Oversized head size is a racket at 105 square inch head and up, which will give you a bigger margin of error. However, it delivers lesser control. 

Roger Federer swapped his racket for bigger head size, going up from 90 to 97. As a result, his power increased, but his performance went down.

It’s ideal for a beginner to sport an oversized racket head as it is easy to handle. Meanwhile, a player with better control needs an 85 – 97 square inch racket head.

There are tennis racquets under 100 for both sizes.

Grip Size

The best tennis racket for any player needs to fit their grip size. There is no one size fits all solution, so you need to check beforehand if the racket offers the size variation for you.

Women have smaller hand sizes than men, anywhere between 1, 2, and 3. Conversely, men have bigger hands, so the usual sizes are 3, 4, and 5. 

If a player uses a too small or too big size, it can result in injury. In particular, tennis elbow. What’s more, it’s hard to change grip positions. Ultimately, slumping performance. Learn how to regrip your racquet here

grip size

Racquet Length

Similar to grip size and string pattern, the length of your racket varies as well. You’ll find most rackets have the length range from 27 inches to 29 inches on the list. 

You can find tennis rackets under 100 regardless of the length. Newbies often use a longer racquet to give them more reach and power. However, it’s harder to maneuver. 

Experienced players use shorter racket lengths for better control and faster reflexes when hitting volleys and returns. Moreover, the longer the length, the higher the spin potential. 

Essentially, it’s important to find a racquet length that fits your playing style and physical capabilities. 

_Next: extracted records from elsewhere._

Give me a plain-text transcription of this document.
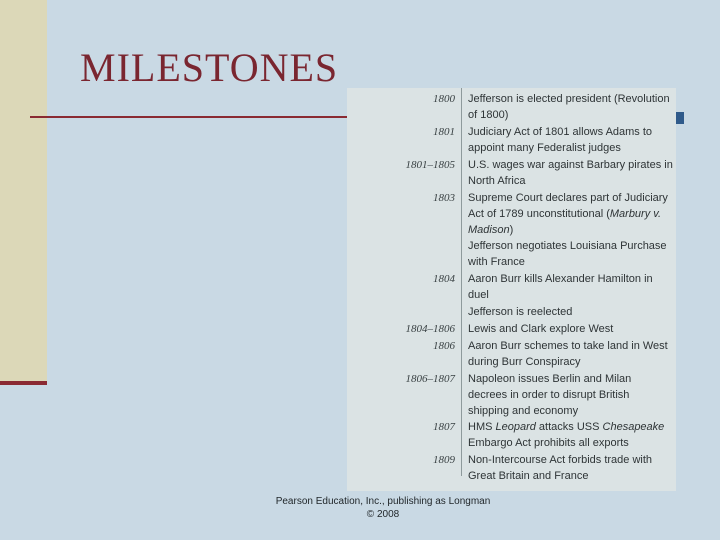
MILESTONES
1800 Jefferson is elected president (Revolution of 1800)
1801 Judiciary Act of 1801 allows Adams to appoint many Federalist judges
1801–1805 U.S. wages war against Barbary pirates in North Africa
1803 Supreme Court declares part of Judiciary Act of 1789 unconstitutional (Marbury v. Madison)
Jefferson negotiates Louisiana Purchase with France
1804 Aaron Burr kills Alexander Hamilton in duel
Jefferson is reelected
1804–1806 Lewis and Clark explore West
1806 Aaron Burr schemes to take land in West during Burr Conspiracy
1806–1807 Napoleon issues Berlin and Milan decrees in order to disrupt British shipping and economy
1807 HMS Leopard attacks USS Chesapeake Embargo Act prohibits all exports
1809 Non-Intercourse Act forbids trade with Great Britain and France
Pearson Education, Inc., publishing as Longman
© 2008
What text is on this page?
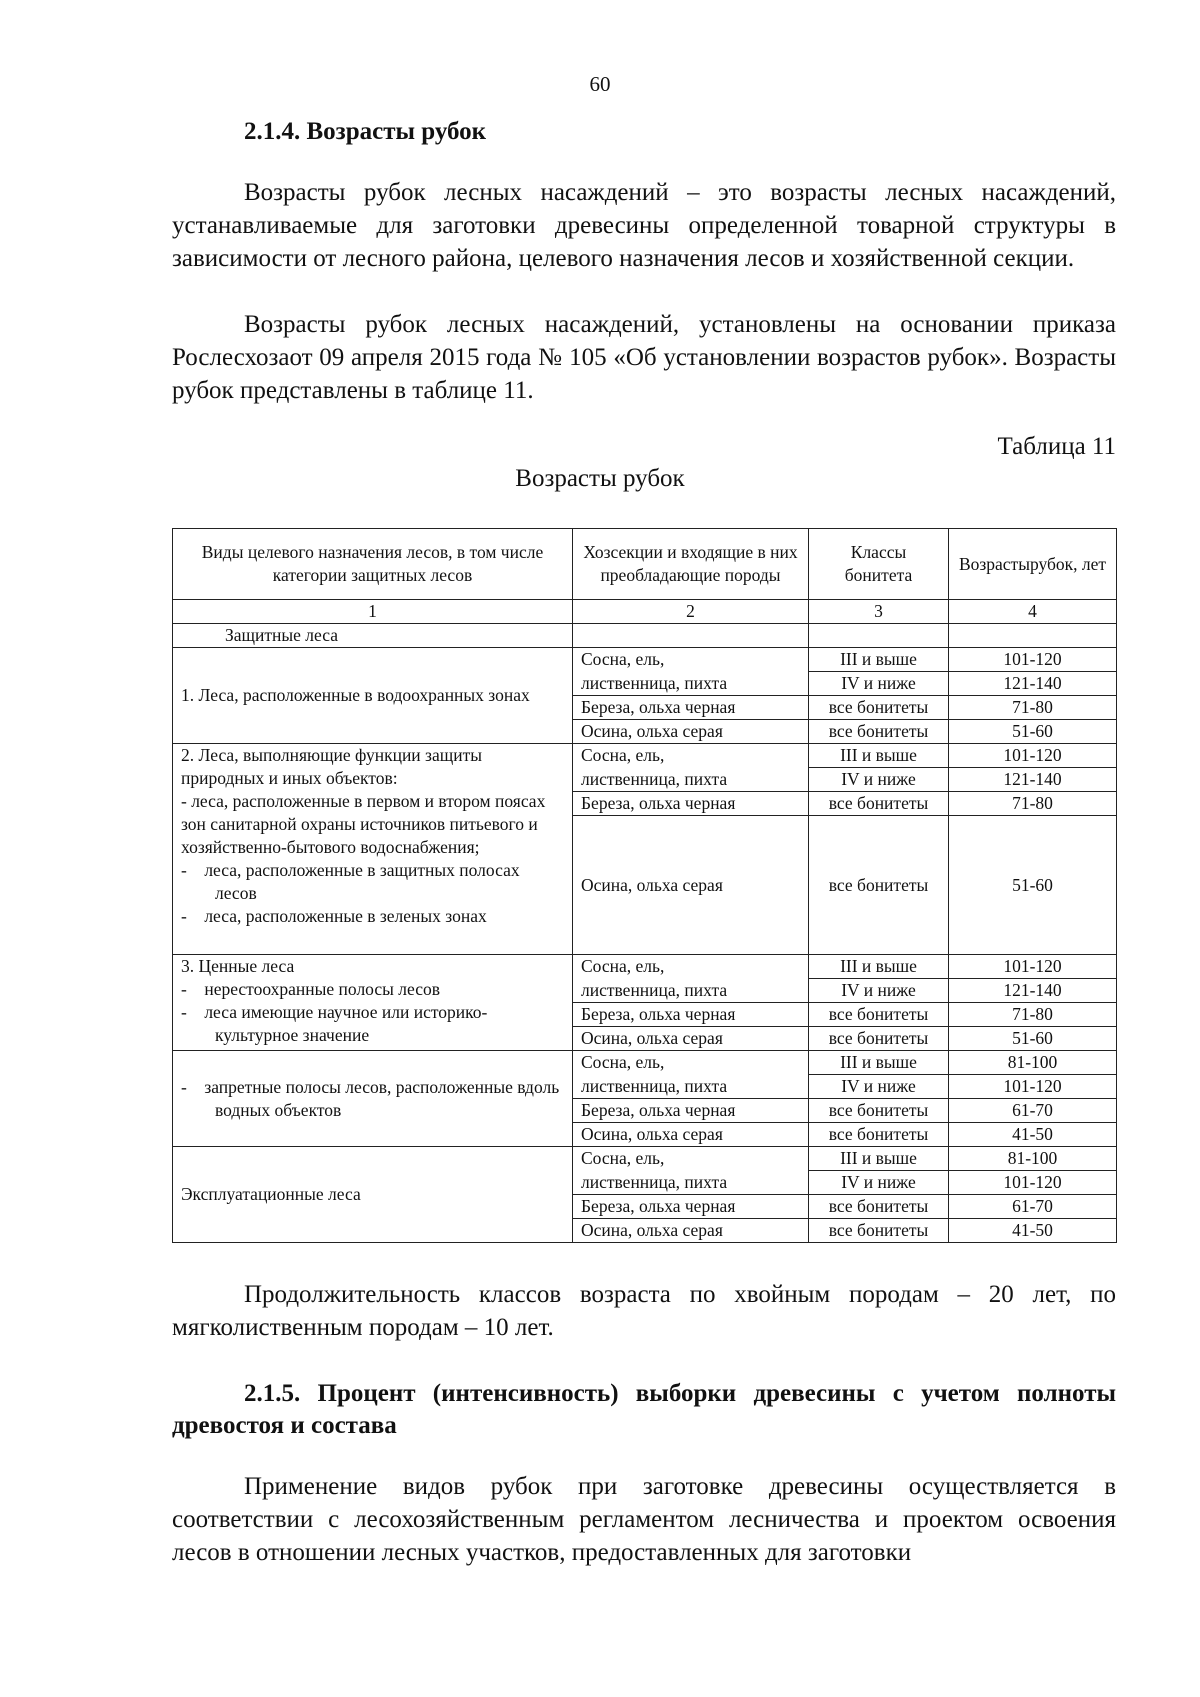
60
2.1.4. Возрасты рубок

Возрасты рубок лесных насаждений – это возрасты лесных насаждений, устанавливаемые для заготовки древесины определенной товарной структуры в зависимости от лесного района, целевого назначения лесов и хозяйственной секции.

Возрасты рубок лесных насаждений, установлены на основании приказа Рослесхозаот 09 апреля 2015 года № 105 «Об установлении возрастов рубок». Возрасты рубок представлены в таблице 11.

Таблица 11
Возрасты рубок
Виды целевого назначения лесов, в том числе категории защитных лесов	Хозсекции и входящие в них преобладающие породы	Классы бонитета	Возрастырубок, лет
1	2	3	4
Защитные леса			
1. Леса, расположенные в водоохранных зонах	Сосна, ель,	III и выше	101-120
	лиственница, пихта	IV и ниже	121-140
	Береза, ольха черная	все бонитеты	71-80
	Осина, ольха серая	все бонитеты	51-60

2. Леса, выполняющие функции защиты природных и иных объектов:
- леса, расположенные в первом и втором поясах зон санитарной охраны источников питьевого и хозяйственно-бытового водоснабжения;
-    леса, расположенные в защитных полосах лесов
-    леса, расположенные в зеленых зонах	Сосна, ель,	III и выше	101-120
	лиственница, пихта	IV и ниже	121-140
	Береза, ольха черная	все бонитеты	71-80
	Осина, ольха серая	все бонитеты	51-60

3. Ценные леса
-    нерестоохранные полосы лесов
-    леса имеющие научное или историко-культурное значение	Сосна, ель,	III и выше	101-120
	лиственница, пихта	IV и ниже	121-140
	Береза, ольха черная	все бонитеты	71-80
	Осина, ольха серая	все бонитеты	51-60

-    запретные полосы лесов, расположенные вдоль водных объектов	Сосна, ель,	III и выше	81-100
	лиственница, пихта	IV и ниже	101-120
	Береза, ольха черная	все бонитеты	61-70
	Осина, ольха серая	все бонитеты	41-50
Эксплуатационные леса	Сосна, ель,	III и выше	81-100
	лиственница, пихта	IV и ниже	101-120
	Береза, ольха черная	все бонитеты	61-70
	Осина, ольха серая	все бонитеты	41-50

Продолжительность классов возраста по хвойным породам – 20 лет, по мягколиственным породам – 10 лет.

2.1.5. Процент (интенсивность) выборки древесины с учетом полноты древостоя и состава

Применение видов рубок при заготовке древесины осуществляется в соответствии с лесохозяйственным регламентом лесничества и проектом освоения лесов в отношении лесных участков, предоставленных для заготовки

The more expensive your racket is, the better the material. However, you can find plenty of tennis racquets under 100 that offer quality materials, such as graphite. 

Cheaper rackets use aluminum. While it’s old-fashioned, these are still being marketed today. It does give you decent power, which is good for new players, but it doesn’t have the technologies to absorb shocks and vibrations. 

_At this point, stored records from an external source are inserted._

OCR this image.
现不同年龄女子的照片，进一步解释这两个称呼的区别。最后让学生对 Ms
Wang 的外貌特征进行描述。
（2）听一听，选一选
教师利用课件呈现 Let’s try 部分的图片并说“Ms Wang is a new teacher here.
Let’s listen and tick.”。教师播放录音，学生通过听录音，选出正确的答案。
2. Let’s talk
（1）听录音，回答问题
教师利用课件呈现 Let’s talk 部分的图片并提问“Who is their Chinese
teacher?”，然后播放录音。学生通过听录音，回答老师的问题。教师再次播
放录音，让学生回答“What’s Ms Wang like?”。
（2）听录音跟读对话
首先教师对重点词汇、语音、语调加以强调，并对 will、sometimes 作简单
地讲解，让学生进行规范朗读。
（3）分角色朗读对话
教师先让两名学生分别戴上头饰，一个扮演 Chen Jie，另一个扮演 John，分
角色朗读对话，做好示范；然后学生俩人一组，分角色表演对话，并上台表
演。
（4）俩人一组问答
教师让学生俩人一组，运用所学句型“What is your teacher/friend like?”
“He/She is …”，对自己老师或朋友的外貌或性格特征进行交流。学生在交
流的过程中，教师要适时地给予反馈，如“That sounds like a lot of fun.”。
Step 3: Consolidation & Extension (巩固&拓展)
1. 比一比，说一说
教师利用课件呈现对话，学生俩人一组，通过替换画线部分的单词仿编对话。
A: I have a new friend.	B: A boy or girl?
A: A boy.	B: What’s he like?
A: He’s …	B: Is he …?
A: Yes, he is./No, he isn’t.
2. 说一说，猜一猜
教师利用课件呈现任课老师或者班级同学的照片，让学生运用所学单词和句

The question is whether you want to start with a cheaper material or invest in a pricier one and save long term.

And the #1 Tennis Racquet Under $100 is…

Based on our research and testing, the best tennis racquet under 100 is HEAD Microgel Radical Tennis Racket. Among the best tennis racquets under 100 on our list, Microgel Radical provides the most value for money due to its precision and maneuverability. 

It’s pretty tricky to find an adult racquet that provides superior control for a player with a high skill level, but we were surprised to see Microgel Radical by HEAD pulling it off. 

The racket is easy on the joints, which makes it a good unit for competitive plays.